The first in the Paris Review, “Elvis Has Left the House”
https://www.theparisreview.org/poetry/7385/elvis-has-left-the-house-james-tate

[…]
I picked the raccoon up and walked to the door. It was Denny, the boy from next door. “Can I have my raccoon back?” he said. “I don’t know how he got in here, really I don’t. But, sure, here’s your raccoon,” I said. “By the way, what’s his name?” “Elvis,” he said, grabbing his pet. A few days later I had worked hard in the yard all day and was tired. I went to bed early and when I woke up Elvis was in my arms. It felt natural and good and I kissed him, which he seemed to like. I got up and fixed him breakfast, which was cereal and milk. He liked that. Then I went about my day and Elvis followed me around. He stayed that night. And the next night. In fact he seemed to be a permanent tenant by now. We had our routines and our meals. We slept together. One day when I was raking leaves in the fall I saw Bob and Susan in their yard. They were Dennis’s parents. After we exchanged greetings and talked for a little bit, I said, “How’s Denny?” “We thought you knew. Denny died last summer. It was polio,” Bob said. “Oh, I’m so sorry. He’ll be greatly missed, I know,” I said. Then I finished raking and went back in the house. I did some paperwork, napped for a while, and fixed dinner. Something was different. Elvis wasn’t there. I looked everywhere, but there was no Elvis.
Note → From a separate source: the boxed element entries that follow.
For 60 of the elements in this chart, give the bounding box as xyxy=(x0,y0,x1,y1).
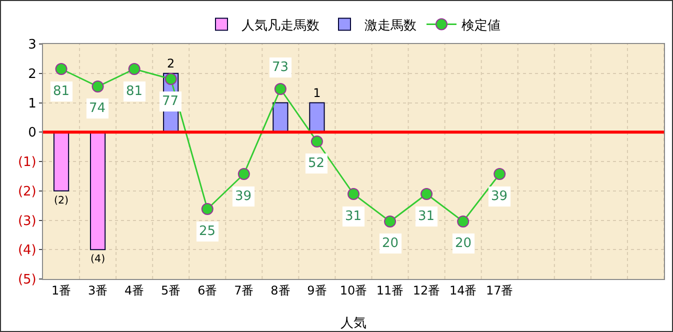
point xyxy=(494,168,506,180)
y-tick-label: (2) xyxy=(18,184,36,200)
point xyxy=(164,73,177,85)
point xyxy=(348,188,360,200)
point xyxy=(238,168,250,180)
x-tick-label: 3番 xyxy=(88,283,108,298)
point xyxy=(457,216,470,228)
point xyxy=(92,80,104,92)
y-tick-label: (5) xyxy=(18,272,36,288)
x-tick-label: 1番 xyxy=(51,283,72,298)
data-label: 31 xyxy=(418,209,435,224)
data-label: 2 xyxy=(167,56,175,70)
bar xyxy=(53,132,70,192)
y-tick-label: 3 xyxy=(28,38,36,53)
data-label: 81 xyxy=(126,84,143,99)
point xyxy=(274,83,286,95)
data-label: (4) xyxy=(90,253,106,266)
data-label: 1 xyxy=(313,86,321,100)
legend-label: 人気凡走馬数 xyxy=(242,18,320,34)
bar xyxy=(90,132,106,250)
data-label: 77 xyxy=(162,94,179,109)
x-tick-label: 6番 xyxy=(198,283,218,298)
bar xyxy=(272,102,288,133)
data-label: 31 xyxy=(345,209,362,224)
x-tick-label: 10番 xyxy=(340,283,368,298)
y-tick-label: 2 xyxy=(28,66,36,82)
data-label: 73 xyxy=(272,60,289,75)
x-tick-label: 14番 xyxy=(449,283,477,298)
legend-label: 激走馬数 xyxy=(364,18,416,34)
x-tick-label: 12番 xyxy=(412,283,440,298)
x-tick-label: 9番 xyxy=(307,283,327,298)
data-label: 25 xyxy=(199,224,216,239)
point xyxy=(310,136,323,148)
x-tick-label: 8番 xyxy=(270,283,290,298)
y-tick-label: (4) xyxy=(18,243,36,258)
legend-label: 検定値 xyxy=(462,18,500,34)
bar xyxy=(309,102,325,133)
x-tick-label: 5番 xyxy=(161,283,181,298)
point xyxy=(420,188,433,200)
x-tick-label: 4番 xyxy=(124,283,144,298)
y-tick-label: (1) xyxy=(18,155,36,170)
point xyxy=(55,63,68,75)
data-label: 20 xyxy=(455,236,472,251)
data-label: 39 xyxy=(235,189,252,204)
point xyxy=(201,203,214,215)
data-label: 39 xyxy=(491,189,508,204)
y-tick-label: 1 xyxy=(28,96,36,112)
x-tick-label: 11番 xyxy=(376,283,404,298)
data-label: 52 xyxy=(308,156,325,171)
data-label: (2) xyxy=(54,194,69,206)
y-tick-label: 0 xyxy=(28,126,36,141)
point xyxy=(128,63,140,75)
data-label: 81 xyxy=(53,84,70,99)
point xyxy=(384,216,396,228)
data-label: 74 xyxy=(89,101,106,116)
x-tick-label: 17番 xyxy=(486,283,514,298)
data-label: 20 xyxy=(382,236,399,251)
x-tick-label: 7番 xyxy=(234,283,254,298)
x-axis-title: 人気 xyxy=(340,316,366,331)
y-tick-label: (3) xyxy=(18,214,36,229)
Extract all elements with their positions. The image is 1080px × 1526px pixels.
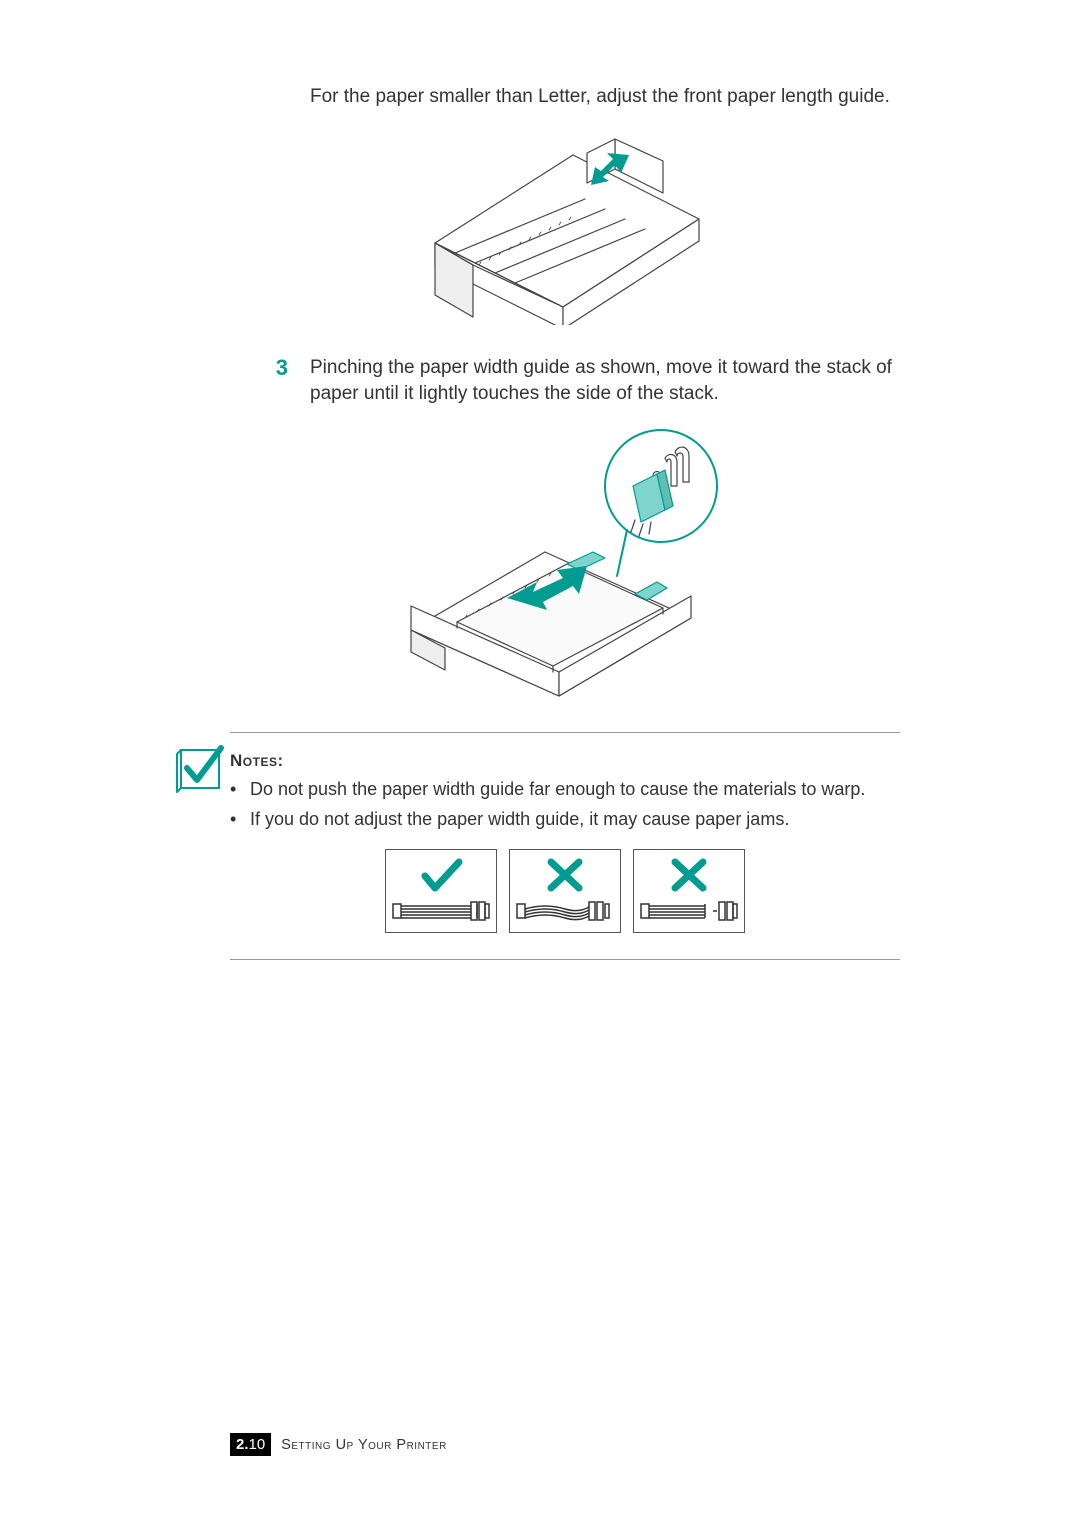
wrong-gap-box [633,849,745,933]
cross-icon [545,856,585,892]
notes-block: Notes: • Do not push the paper width gui… [230,732,900,961]
note-text: Do not push the paper width guide far en… [250,777,865,801]
step-text: Pinching the paper width guide as shown,… [310,355,900,408]
alignment-examples-row [230,849,900,933]
paper-warped-icon [515,898,615,922]
page-number: 10 [249,1436,266,1453]
notes-list: • Do not push the paper width guide far … [230,777,900,832]
note-item: • Do not push the paper width guide far … [230,777,900,801]
check-icon [419,856,463,892]
bullet-icon: • [230,777,242,801]
intro-paragraph: For the paper smaller than Letter, adjus… [310,84,890,111]
note-item: • If you do not adjust the paper width g… [230,807,900,831]
step-number: 3 [270,355,288,408]
wrong-warped-box [509,849,621,933]
notes-inner: Notes: • Do not push the paper width gui… [230,732,900,961]
check-note-icon [175,744,225,794]
chapter-number: 2. [236,1436,249,1453]
tray-illustration-1 [415,125,715,325]
bullet-icon: • [230,807,242,831]
page: For the paper smaller than Letter, adjus… [0,0,1080,1526]
cross-icon [669,856,709,892]
notes-title: Notes: [230,751,900,771]
note-text: If you do not adjust the paper width gui… [250,807,789,831]
step-3: 3 Pinching the paper width guide as show… [230,355,900,408]
tray-illustration-2 [395,422,735,702]
page-footer: 2.10 Setting Up Your Printer [230,1433,447,1456]
page-number-badge: 2.10 [230,1433,271,1456]
paper-gap-icon [639,898,739,922]
figure-2 [230,422,900,702]
correct-alignment-box [385,849,497,933]
paper-aligned-icon [391,898,491,922]
figure-1 [230,125,900,325]
footer-label: Setting Up Your Printer [281,1437,447,1453]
The second in Poetry “Demigoddess”
https://www.poetryfoundation.org/poetrymagazine/browse?contentId=40863

Aunt Myrtle […] herself was a mess, her long stringy hair was filthy, and she walked around in an ancient bathrobe looking like a ghost. “This house needs some work, Aunt Myrtle,” I said. “It’s the racoons,” she explained. […] “I told you they want me, they worship me, I’m their goddess, and they won’t stop until I come live with them. There are hundreds of them.” […] Then around 2 a.m. I thought I heard something. From the kitchen window I saw Aunt Myrtle crouched in the backyard holding a plate of food in one hand and stroking the back of a standing racoon with the other. They looked like very good friends, indeed. And one is enough in this world.

And finally a quip from Ursula K. Le Guin

The curious comparison followed: Geertz is to Lévi-Strauss as a racoon is to a unicorn.

from her reading journal “The Hope of Rabbits: A Journal of a Writer’s Week” in Words Are My Matter.